New Regulations Aim to Boost Clean Energy Investment with Tech-Neutral Tax Credits
The transition towards cleaner energy sources has received a significant boost with the recent release of final regulations by the IRS and Treasury. These regulations, part of the Inflation Reduction Act of 2022, introduce tech-neutral tax credits designed to foster innovation in clean energy projects. The finalized rules, aligning closely with proposed guidelines from May 2024, are set to be published in the Federal Register on January 15, 2025. For a detailed view of these regulations, you can access the unpublished version here.
Understanding Sections 45Y and 48E
Starting in 2025, the newly implemented sections 45Y and 48E will replace the traditional production and investment tax credits found in sections 45 and 48. These provisions adopt a technology-neutral stance, granting credits based on a “zero or negative” greenhouse gas emissions standard. This shift aims to encourage the development of new zero-emissions technologies by providing stable incentives for clean energy investments.
Eligible Technologies for Tax Credits
The regulations maintain a list of technologies presumed to have zero or negative emissions, known as the Per Se List. This includes wind, solar, geothermal, marine, hydrokinetic, and both nuclear fission and fusion projects. Despite taxpayer requests for an expanded list, no new technologies were added. The IRS will annually publish a table detailing greenhouse gas emissions rates for various technologies, and those on the Per Se List are automatically deemed to have zero or negative emissions.
For technologies not on the Per Se List, the first annual emissions table has not been released alongside the final regulations due to the extensive analysis required. The IRS has not committed to a specific timeline for this publication.
Lifecycle Analysis for Combustion and Gasification Technologies
For combustion and gasification facilities, emissions rates must be determined through a comprehensive lifecycle analysis (LCA). This analysis assesses emissions from feedstock generation to electricity production. Taxpayers may need to seek a provisional emissions rate for technologies not listed in the annual table, following a process outlined by the IRS and involving the Department of Energy.
Clarifications on the 80/20 Rule
The final regulations clarify the application of the 80/20 rule for retrofitting facilities. Tax credits for capital expenditures that don’t increase capacity are only available if the 80/20 rule is satisfied, treating the facility as newly placed in service. Facilities previously claiming legacy PTCs or ITCs are generally ineligible for new tech-neutral credits. Notably, if the 80/20 rule is met, tech-neutral credits can be claimed on retrofitted facilities even if legacy credits were previously claimed.

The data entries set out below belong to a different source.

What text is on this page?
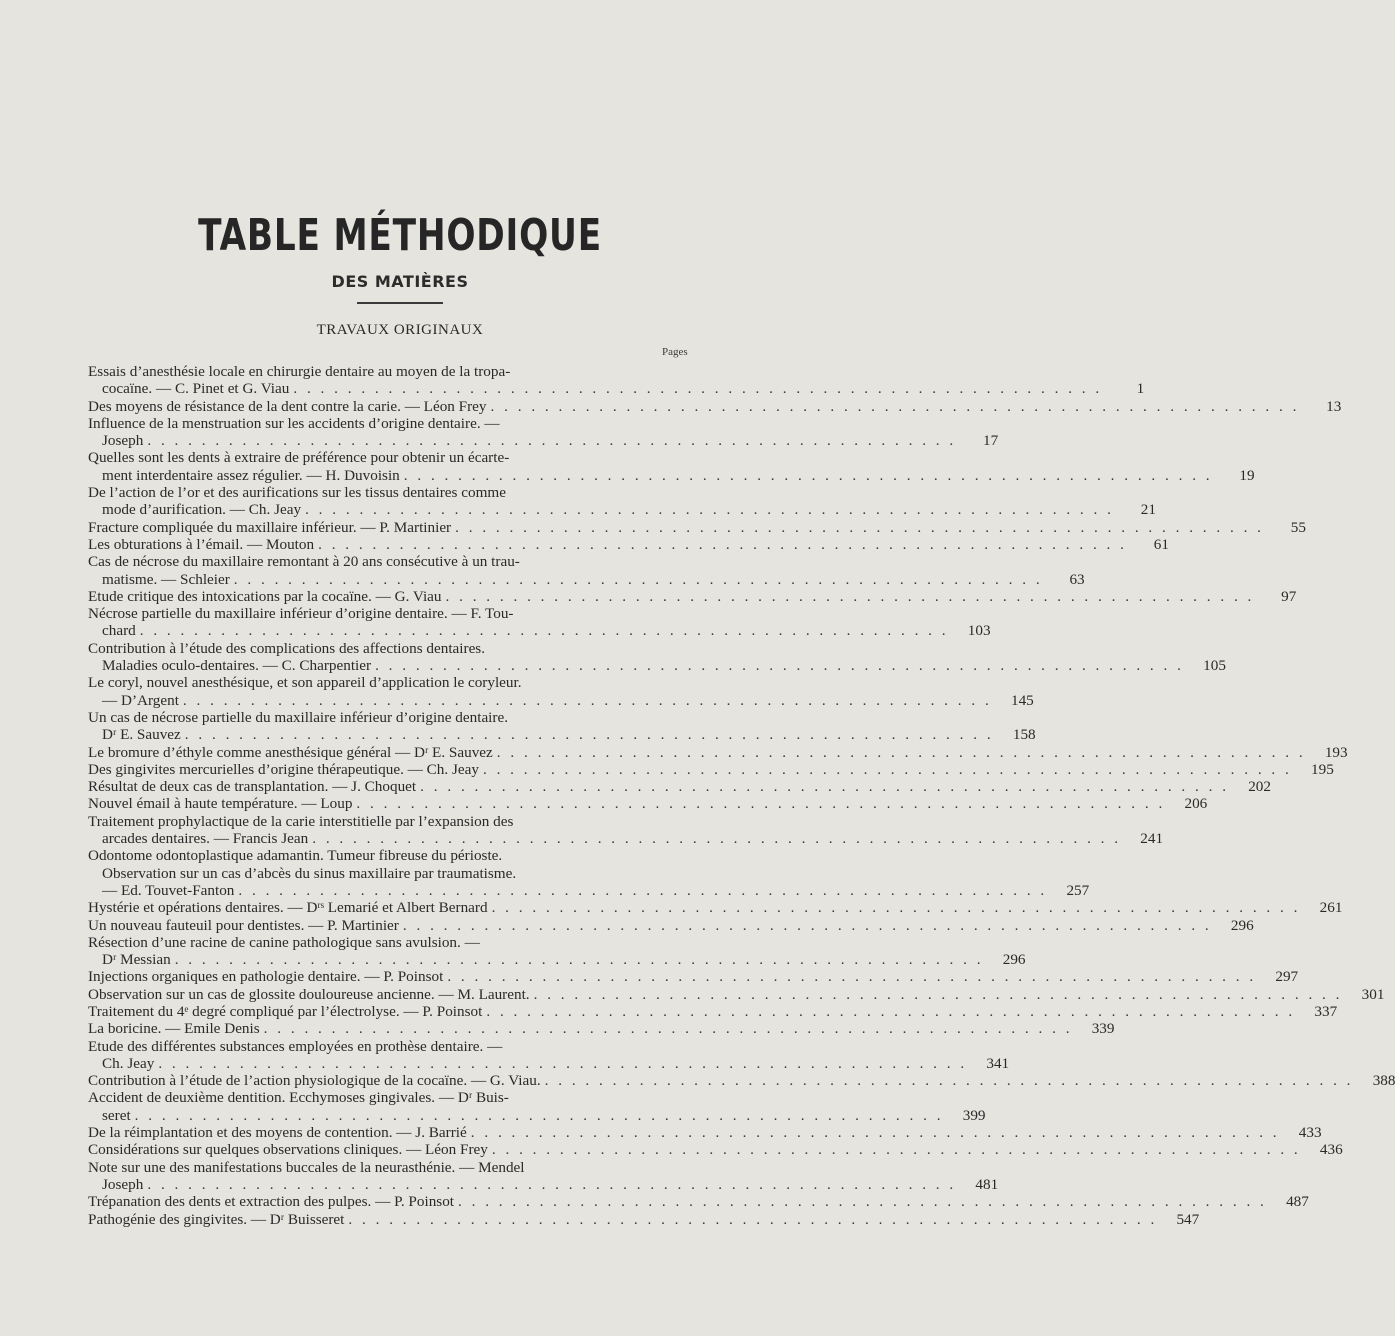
TABLE MÉTHODIQUE
DES MATIÈRES
TRAVAUX ORIGINAUX
Pages
Essais d’anesthésie locale en chirurgie dentaire au moyen de la tropa-
cocaïne. — C. Pinet et G. Viau . . . . . . . . . . . . . . . . . . . . . . . . . . . . . . . . . . . . . . . . . . . . . . . . . . . . . . . . . . . .	1
Des moyens de résistance de la dent contre la carie. — Léon Frey . . . . . . . . . . . . . . . . . . . . . . . . . . . . . . . . . . . . . . . . . . . . . . . . . . . . . . . . . . . .	13
Influence de la menstruation sur les accidents d’origine dentaire. —
Joseph . . . . . . . . . . . . . . . . . . . . . . . . . . . . . . . . . . . . . . . . . . . . . . . . . . . . . . . . . . . .	17
Quelles sont les dents à extraire de préférence pour obtenir un écarte-
ment interdentaire assez régulier. — H. Duvoisin . . . . . . . . . . . . . . . . . . . . . . . . . . . . . . . . . . . . . . . . . . . . . . . . . . . . . . . . . . . .	19
De l’action de l’or et des aurifications sur les tissus dentaires comme
mode d’aurification. — Ch. Jeay . . . . . . . . . . . . . . . . . . . . . . . . . . . . . . . . . . . . . . . . . . . . . . . . . . . . . . . . . . . .	21
Fracture compliquée du maxillaire inférieur. — P. Martinier . . . . . . . . . . . . . . . . . . . . . . . . . . . . . . . . . . . . . . . . . . . . . . . . . . . . . . . . . . . .	55
Les obturations à l’émail. — Mouton . . . . . . . . . . . . . . . . . . . . . . . . . . . . . . . . . . . . . . . . . . . . . . . . . . . . . . . . . . . .	61
Cas de nécrose du maxillaire remontant à 20 ans consécutive à un trau-
matisme. — Schleier . . . . . . . . . . . . . . . . . . . . . . . . . . . . . . . . . . . . . . . . . . . . . . . . . . . . . . . . . . . .	63
Etude critique des intoxications par la cocaïne. — G. Viau . . . . . . . . . . . . . . . . . . . . . . . . . . . . . . . . . . . . . . . . . . . . . . . . . . . . . . . . . . . .	97
Nécrose partielle du maxillaire inférieur d’origine dentaire. — F. Tou-
chard . . . . . . . . . . . . . . . . . . . . . . . . . . . . . . . . . . . . . . . . . . . . . . . . . . . . . . . . . . . .	103
Contribution à l’étude des complications des affections dentaires.
Maladies oculo-dentaires. — C. Charpentier . . . . . . . . . . . . . . . . . . . . . . . . . . . . . . . . . . . . . . . . . . . . . . . . . . . . . . . . . . . .	105
Le coryl, nouvel anesthésique, et son appareil d’application le coryleur.
— D’Argent . . . . . . . . . . . . . . . . . . . . . . . . . . . . . . . . . . . . . . . . . . . . . . . . . . . . . . . . . . . .	145
Un cas de nécrose partielle du maxillaire inférieur d’origine dentaire.
Dʳ E. Sauvez . . . . . . . . . . . . . . . . . . . . . . . . . . . . . . . . . . . . . . . . . . . . . . . . . . . . . . . . . . . .	158
Le bromure d’éthyle comme anesthésique général — Dʳ E. Sauvez . . . . . . . . . . . . . . . . . . . . . . . . . . . . . . . . . . . . . . . . . . . . . . . . . . . . . . . . . . . .	193
Des gingivites mercurielles d’origine thérapeutique. — Ch. Jeay . . . . . . . . . . . . . . . . . . . . . . . . . . . . . . . . . . . . . . . . . . . . . . . . . . . . . . . . . . . .	195
Résultat de deux cas de transplantation. — J. Choquet . . . . . . . . . . . . . . . . . . . . . . . . . . . . . . . . . . . . . . . . . . . . . . . . . . . . . . . . . . . .	202
Nouvel émail à haute température. — Loup . . . . . . . . . . . . . . . . . . . . . . . . . . . . . . . . . . . . . . . . . . . . . . . . . . . . . . . . . . . .	206
Traitement prophylactique de la carie interstitielle par l’expansion des
arcades dentaires. — Francis Jean . . . . . . . . . . . . . . . . . . . . . . . . . . . . . . . . . . . . . . . . . . . . . . . . . . . . . . . . . . . .	241
Odontome odontoplastique adamantin. Tumeur fibreuse du périoste.
Observation sur un cas d’abcès du sinus maxillaire par traumatisme.
— Ed. Touvet-Fanton . . . . . . . . . . . . . . . . . . . . . . . . . . . . . . . . . . . . . . . . . . . . . . . . . . . . . . . . . . . .	257
Hystérie et opérations dentaires. — Dʳˢ Lemarié et Albert Bernard . . . . . . . . . . . . . . . . . . . . . . . . . . . . . . . . . . . . . . . . . . . . . . . . . . . . . . . . . . . .	261
Un nouveau fauteuil pour dentistes. — P. Martinier . . . . . . . . . . . . . . . . . . . . . . . . . . . . . . . . . . . . . . . . . . . . . . . . . . . . . . . . . . . .	296
Résection d’une racine de canine pathologique sans avulsion. —
Dʳ Messian . . . . . . . . . . . . . . . . . . . . . . . . . . . . . . . . . . . . . . . . . . . . . . . . . . . . . . . . . . . .	296
Injections organiques en pathologie dentaire. — P. Poinsot . . . . . . . . . . . . . . . . . . . . . . . . . . . . . . . . . . . . . . . . . . . . . . . . . . . . . . . . . . . .	297
Observation sur un cas de glossite douloureuse ancienne. — M. Laurent. . . . . . . . . . . . . . . . . . . . . . . . . . . . . . . . . . . . . . . . . . . . . . . . . . . . . . . . . . . . .	301
Traitement du 4ᵉ degré compliqué par l’électrolyse. — P. Poinsot . . . . . . . . . . . . . . . . . . . . . . . . . . . . . . . . . . . . . . . . . . . . . . . . . . . . . . . . . . . .	337
La boricine. — Emile Denis . . . . . . . . . . . . . . . . . . . . . . . . . . . . . . . . . . . . . . . . . . . . . . . . . . . . . . . . . . . .	339
Etude des différentes substances employées en prothèse dentaire. —
Ch. Jeay . . . . . . . . . . . . . . . . . . . . . . . . . . . . . . . . . . . . . . . . . . . . . . . . . . . . . . . . . . . .	341
Contribution à l’étude de l’action physiologique de la cocaïne. — G. Viau. . . . . . . . . . . . . . . . . . . . . . . . . . . . . . . . . . . . . . . . . . . . . . . . . . . . . . . . . . . . .	388
Accident de deuxième dentition. Ecchymoses gingivales. — Dʳ Buis-
seret . . . . . . . . . . . . . . . . . . . . . . . . . . . . . . . . . . . . . . . . . . . . . . . . . . . . . . . . . . . .	399
De la réimplantation et des moyens de contention. — J. Barrié . . . . . . . . . . . . . . . . . . . . . . . . . . . . . . . . . . . . . . . . . . . . . . . . . . . . . . . . . . . .	433
Considérations sur quelques observations cliniques. — Léon Frey . . . . . . . . . . . . . . . . . . . . . . . . . . . . . . . . . . . . . . . . . . . . . . . . . . . . . . . . . . . .	436
Note sur une des manifestations buccales de la neurasthénie. — Mendel
Joseph . . . . . . . . . . . . . . . . . . . . . . . . . . . . . . . . . . . . . . . . . . . . . . . . . . . . . . . . . . . .	481
Trépanation des dents et extraction des pulpes. — P. Poinsot . . . . . . . . . . . . . . . . . . . . . . . . . . . . . . . . . . . . . . . . . . . . . . . . . . . . . . . . . . . .	487
Pathogénie des gingivites. — Dʳ Buisseret . . . . . . . . . . . . . . . . . . . . . . . . . . . . . . . . . . . . . . . . . . . . . . . . . . . . . . . . . . . .	547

Defining Qualified Facilities and Applying Wage Rules
Credit eligibility under the new regulations is determined on a “qualified facility” basis, a concept central to the tech-neutral guidance. While the definition from the proposed regulations remains, the final rules specify that prevailing wage and apprenticeship rules apply per qualified facility, not per energy project, as was the case under the older section 48 ITC rules. This results in more stringent requirements for new credits under section 48E.
Additional Regulatory Adjustments
- The final regulations confirm that nuclear containment structures are not classified as buildings, allowing them to qualify under the provision that a structure is not a building if it functions as machinery or equipment.
- The “End Use Requirement” for hydrogen energy storage, criticized by many, has been removed, allowing stored hydrogen to be used for various purposes, including fertilizer production.
- A taxpayer must own a fractional interest in an entire unit of a qualified facility to claim the tech-neutral ITC. However, owning all “integral property” is not required, as clarified by an example involving hydropower facilities.
- Notice 2008-60’s applicability to section 45Y is revoked, emphasizing the need for metering devices in qualified facilities and cautioning against sales to related persons.
Potential Impact of the Congressional Review Act
With the final regulations set for publication, the 119th Congress and President Trump can potentially overturn them using the Congressional Review Act. This act allows a final agency rule to be nullified through a joint resolution of disapproval passed by Congress and signed by the President. If successful, the agency cannot reissue the rule in a similar form without new congressional authorization.